Slovakia does not spend a lot of money on research. According to Eurostat data, the country spends only 0.88 per cent of its GDP on R&D, and even the little it does invest is not distributed based on excellence criteria.
Researchers are also frustrated that policy makers and citizens are not aware that science and research can help Slovakia transform its economy and become more competitive internationally. The low performance “is a question of both funding and policy,” said Moczo.
In a meeting at the Slovak Technical University in November, academics agreed the country needs an “urgent” rethinking of its science, research and higher education systems. They call for a “change in approach and bold solutions.”
First on the list, the research and higher education sectors need to get organised and communicate better with policy makers, so they reach a consensus on the long-term concept of science, research, and higher education funding. “We are unable to evaluate if politicians are aware of these issues,” said Moczo.
Slovakia’s R&D system operates under a 2005 law, now seen as “obsolete” because it does not define the role of different institutions performing research and does not give particular importance to frontier research and excellence. “The law does not provide reasonable base for improving the situation in Slovakia,” said Moczo.
Academics are calling for a new system that distributes R&D money based on results and excellence, as evaluated by international panels. They say institutions failing to produce good results – visibility in high quality international publications and participation EU-funded projects – should receive less R&D funding than more successful counterparts. The national grants agency should also involve more international evaluators in their calls.
At the November meeting, Pavol Sovák, the rector of Pavol Jozef Šafárik University in Košice said "The funding of science and research should not be across-the-board, but dedicated to the ability of individual institutions to use the resources that flow to the institution in order to be in line with the Slovak or European Research Area."
Academics say a new R&D law should set up a calendar for regular international audits of Slovak research funding across universities, independent research institutes but also institutes within academy. The audits should be “a base for clear hierarchical financial support,” Moczo said.
Stopping brain drain
Like its neighbours, Slovakia is losing talented and ambitious young people at “dramatic rates,” said Moczo.
Meagre salaries force young researchers to leave for countries where there is more money available to finance their work. “If they do not have parental financial support they are pushed to leave forever or for many years to earn money and then come back,” Moczo said.

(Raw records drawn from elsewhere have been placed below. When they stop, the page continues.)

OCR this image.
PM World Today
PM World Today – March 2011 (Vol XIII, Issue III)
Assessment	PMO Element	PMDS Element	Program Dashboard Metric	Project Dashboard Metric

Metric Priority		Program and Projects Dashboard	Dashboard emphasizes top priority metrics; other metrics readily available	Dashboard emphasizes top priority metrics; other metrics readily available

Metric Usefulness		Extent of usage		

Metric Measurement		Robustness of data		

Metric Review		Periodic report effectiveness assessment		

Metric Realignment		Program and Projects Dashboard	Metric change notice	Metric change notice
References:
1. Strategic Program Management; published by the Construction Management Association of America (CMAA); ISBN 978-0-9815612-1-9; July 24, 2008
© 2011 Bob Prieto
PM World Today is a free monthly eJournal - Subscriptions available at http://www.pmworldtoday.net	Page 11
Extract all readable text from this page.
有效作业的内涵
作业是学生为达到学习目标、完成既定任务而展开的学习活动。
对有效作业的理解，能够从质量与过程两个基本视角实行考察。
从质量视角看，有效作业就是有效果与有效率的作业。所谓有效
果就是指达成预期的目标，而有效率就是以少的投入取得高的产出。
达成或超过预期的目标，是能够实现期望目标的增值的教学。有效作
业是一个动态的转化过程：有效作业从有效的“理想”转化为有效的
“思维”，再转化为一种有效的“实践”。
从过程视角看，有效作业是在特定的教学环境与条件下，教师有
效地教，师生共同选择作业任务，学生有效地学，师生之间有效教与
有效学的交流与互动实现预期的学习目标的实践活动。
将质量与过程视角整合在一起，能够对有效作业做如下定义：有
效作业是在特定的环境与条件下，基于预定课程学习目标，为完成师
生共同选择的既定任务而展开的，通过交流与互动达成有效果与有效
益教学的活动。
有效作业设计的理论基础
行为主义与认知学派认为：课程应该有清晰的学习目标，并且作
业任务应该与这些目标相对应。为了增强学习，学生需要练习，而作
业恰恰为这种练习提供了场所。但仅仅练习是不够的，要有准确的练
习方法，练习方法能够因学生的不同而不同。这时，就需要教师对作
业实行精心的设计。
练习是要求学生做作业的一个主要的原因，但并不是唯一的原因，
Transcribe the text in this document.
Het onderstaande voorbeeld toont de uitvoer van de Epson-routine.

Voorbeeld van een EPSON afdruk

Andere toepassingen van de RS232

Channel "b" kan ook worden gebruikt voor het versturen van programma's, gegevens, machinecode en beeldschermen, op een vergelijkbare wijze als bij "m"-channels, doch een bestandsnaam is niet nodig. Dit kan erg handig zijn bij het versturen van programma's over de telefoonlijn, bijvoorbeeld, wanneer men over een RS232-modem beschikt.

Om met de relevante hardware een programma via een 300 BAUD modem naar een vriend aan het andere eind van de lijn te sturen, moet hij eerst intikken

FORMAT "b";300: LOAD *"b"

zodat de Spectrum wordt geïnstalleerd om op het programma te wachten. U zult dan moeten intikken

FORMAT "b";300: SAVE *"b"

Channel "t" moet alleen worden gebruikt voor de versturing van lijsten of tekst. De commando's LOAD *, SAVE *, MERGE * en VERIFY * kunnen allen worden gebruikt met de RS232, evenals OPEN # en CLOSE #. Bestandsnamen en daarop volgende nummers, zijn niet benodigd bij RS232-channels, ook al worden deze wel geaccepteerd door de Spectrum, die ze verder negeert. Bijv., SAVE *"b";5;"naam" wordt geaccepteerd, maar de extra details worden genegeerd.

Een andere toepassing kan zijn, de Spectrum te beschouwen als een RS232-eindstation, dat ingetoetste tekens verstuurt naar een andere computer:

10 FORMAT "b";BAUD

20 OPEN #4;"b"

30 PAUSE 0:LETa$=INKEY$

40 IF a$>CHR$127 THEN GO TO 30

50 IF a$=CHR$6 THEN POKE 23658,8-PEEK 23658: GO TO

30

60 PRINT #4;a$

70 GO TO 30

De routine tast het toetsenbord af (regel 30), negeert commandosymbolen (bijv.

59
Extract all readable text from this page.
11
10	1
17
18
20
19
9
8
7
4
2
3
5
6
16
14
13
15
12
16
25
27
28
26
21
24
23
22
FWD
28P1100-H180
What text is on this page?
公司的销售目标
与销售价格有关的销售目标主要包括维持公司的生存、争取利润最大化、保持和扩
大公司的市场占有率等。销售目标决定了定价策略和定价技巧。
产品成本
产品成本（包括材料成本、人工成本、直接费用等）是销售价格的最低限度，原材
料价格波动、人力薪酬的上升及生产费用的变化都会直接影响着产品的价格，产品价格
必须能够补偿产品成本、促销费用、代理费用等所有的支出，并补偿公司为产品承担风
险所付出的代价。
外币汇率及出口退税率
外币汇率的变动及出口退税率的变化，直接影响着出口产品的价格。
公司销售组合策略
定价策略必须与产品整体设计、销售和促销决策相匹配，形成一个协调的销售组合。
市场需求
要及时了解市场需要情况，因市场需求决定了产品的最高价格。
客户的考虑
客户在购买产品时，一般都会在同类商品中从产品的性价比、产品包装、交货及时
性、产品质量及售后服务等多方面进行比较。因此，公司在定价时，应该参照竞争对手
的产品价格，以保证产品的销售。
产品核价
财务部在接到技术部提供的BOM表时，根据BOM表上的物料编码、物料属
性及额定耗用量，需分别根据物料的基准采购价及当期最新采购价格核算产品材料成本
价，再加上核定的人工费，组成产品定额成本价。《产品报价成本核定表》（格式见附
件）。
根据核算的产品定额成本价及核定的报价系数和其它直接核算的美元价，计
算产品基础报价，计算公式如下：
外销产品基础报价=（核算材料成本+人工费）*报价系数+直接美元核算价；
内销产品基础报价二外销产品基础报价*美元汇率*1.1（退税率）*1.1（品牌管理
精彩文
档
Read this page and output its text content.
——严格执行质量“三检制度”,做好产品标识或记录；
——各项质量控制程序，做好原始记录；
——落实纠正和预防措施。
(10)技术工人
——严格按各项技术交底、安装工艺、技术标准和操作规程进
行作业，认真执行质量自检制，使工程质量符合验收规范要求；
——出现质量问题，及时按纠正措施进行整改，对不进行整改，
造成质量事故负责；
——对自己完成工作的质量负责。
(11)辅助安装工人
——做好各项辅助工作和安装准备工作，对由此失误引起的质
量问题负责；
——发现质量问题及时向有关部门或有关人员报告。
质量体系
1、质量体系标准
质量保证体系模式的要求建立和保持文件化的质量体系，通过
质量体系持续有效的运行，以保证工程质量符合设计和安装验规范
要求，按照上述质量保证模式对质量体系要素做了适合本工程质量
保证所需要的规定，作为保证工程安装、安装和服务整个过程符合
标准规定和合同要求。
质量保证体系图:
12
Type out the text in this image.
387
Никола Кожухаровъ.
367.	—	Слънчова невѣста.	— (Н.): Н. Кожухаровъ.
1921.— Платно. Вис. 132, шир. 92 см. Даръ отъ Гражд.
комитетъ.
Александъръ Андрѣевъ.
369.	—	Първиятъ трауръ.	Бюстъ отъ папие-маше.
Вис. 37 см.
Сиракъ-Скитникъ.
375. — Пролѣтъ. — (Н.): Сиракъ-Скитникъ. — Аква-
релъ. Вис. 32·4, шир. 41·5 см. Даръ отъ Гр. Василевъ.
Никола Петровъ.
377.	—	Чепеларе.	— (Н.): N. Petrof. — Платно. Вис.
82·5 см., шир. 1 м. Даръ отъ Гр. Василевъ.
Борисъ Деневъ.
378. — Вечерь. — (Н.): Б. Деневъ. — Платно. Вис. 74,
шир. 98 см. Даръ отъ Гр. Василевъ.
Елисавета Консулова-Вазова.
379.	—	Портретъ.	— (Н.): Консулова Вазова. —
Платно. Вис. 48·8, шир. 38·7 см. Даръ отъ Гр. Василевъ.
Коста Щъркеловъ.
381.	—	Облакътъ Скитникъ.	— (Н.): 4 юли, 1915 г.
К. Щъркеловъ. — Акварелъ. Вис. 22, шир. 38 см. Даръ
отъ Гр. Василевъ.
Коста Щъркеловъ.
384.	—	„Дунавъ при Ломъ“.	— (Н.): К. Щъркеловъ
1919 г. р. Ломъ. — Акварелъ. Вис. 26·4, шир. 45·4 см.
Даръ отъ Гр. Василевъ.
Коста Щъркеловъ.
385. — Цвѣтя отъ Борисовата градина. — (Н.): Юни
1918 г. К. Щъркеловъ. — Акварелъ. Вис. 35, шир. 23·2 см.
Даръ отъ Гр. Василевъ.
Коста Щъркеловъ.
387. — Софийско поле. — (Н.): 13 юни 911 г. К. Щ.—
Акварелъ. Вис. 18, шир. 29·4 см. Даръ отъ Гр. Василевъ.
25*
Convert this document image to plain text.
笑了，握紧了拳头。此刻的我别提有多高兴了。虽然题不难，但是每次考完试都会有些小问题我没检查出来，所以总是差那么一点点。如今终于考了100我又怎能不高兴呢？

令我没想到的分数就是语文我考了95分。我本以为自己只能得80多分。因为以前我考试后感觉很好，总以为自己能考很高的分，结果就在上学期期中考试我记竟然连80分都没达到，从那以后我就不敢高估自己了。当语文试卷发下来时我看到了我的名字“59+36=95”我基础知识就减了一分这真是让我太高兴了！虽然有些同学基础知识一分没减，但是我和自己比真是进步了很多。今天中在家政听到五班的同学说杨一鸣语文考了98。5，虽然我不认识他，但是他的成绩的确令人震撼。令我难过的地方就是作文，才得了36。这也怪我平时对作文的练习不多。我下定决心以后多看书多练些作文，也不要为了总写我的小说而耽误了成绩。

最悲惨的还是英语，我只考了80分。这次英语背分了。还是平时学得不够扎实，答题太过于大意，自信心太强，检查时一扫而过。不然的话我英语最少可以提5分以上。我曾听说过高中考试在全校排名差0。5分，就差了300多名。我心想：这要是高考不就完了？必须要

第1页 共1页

He also admitted that better salaries are not going to stop talent leaving the country, arguing that many are also disappointed with how the science system works in general and the absence of competition. “Politicians still underestimate this aspect,” he said.
In addition, Slovakia also has a poor track record in using money from EU structural funds on research. “We are really failing at state level in this aspect,” Moczo said.
Another problem at the top of Moczo’s list of complaints is that research institutions are not sufficiently open to bringing in and working with people from outside. He calls this “academic incest”.
According to him, too many researchers get their PhD degrees and start working at same university where they completed their undergraduate studies. “This way of getting researchers should not be dominant,” he said.
In addition, universities rarely open new positions to candidates from outside. In some departments, the same people are “recycled” in leading positions “for decades,” Moczo said. In other institutions, the situation is more dire, as heads of departments are being accused of nepotism for trying to promote their children in leading positions.
“Such heads of departments simply are suppressing good potential other candidates – to create chance for his son,” Moczo said.
But solving these issues will not be possible unless research and higher education become “a priority for the Slovak government,” Pavol Šajgalík, president of the Slovak Academy of Sciences said at the November meeting in Bratislava.
To nudge his government in this direction, Moczo has started a new habit: delivering an annual address on the state of science and higher education, a nod to the long-standing tradition by the UK’s Royal Society to communicate frequently on the state of scientific research.
This year, in his second address, Moczo called for a more diverse academic community and more efforts towards international cooperation. “Slovak science cannot be improved without significant internationalisation,” he said.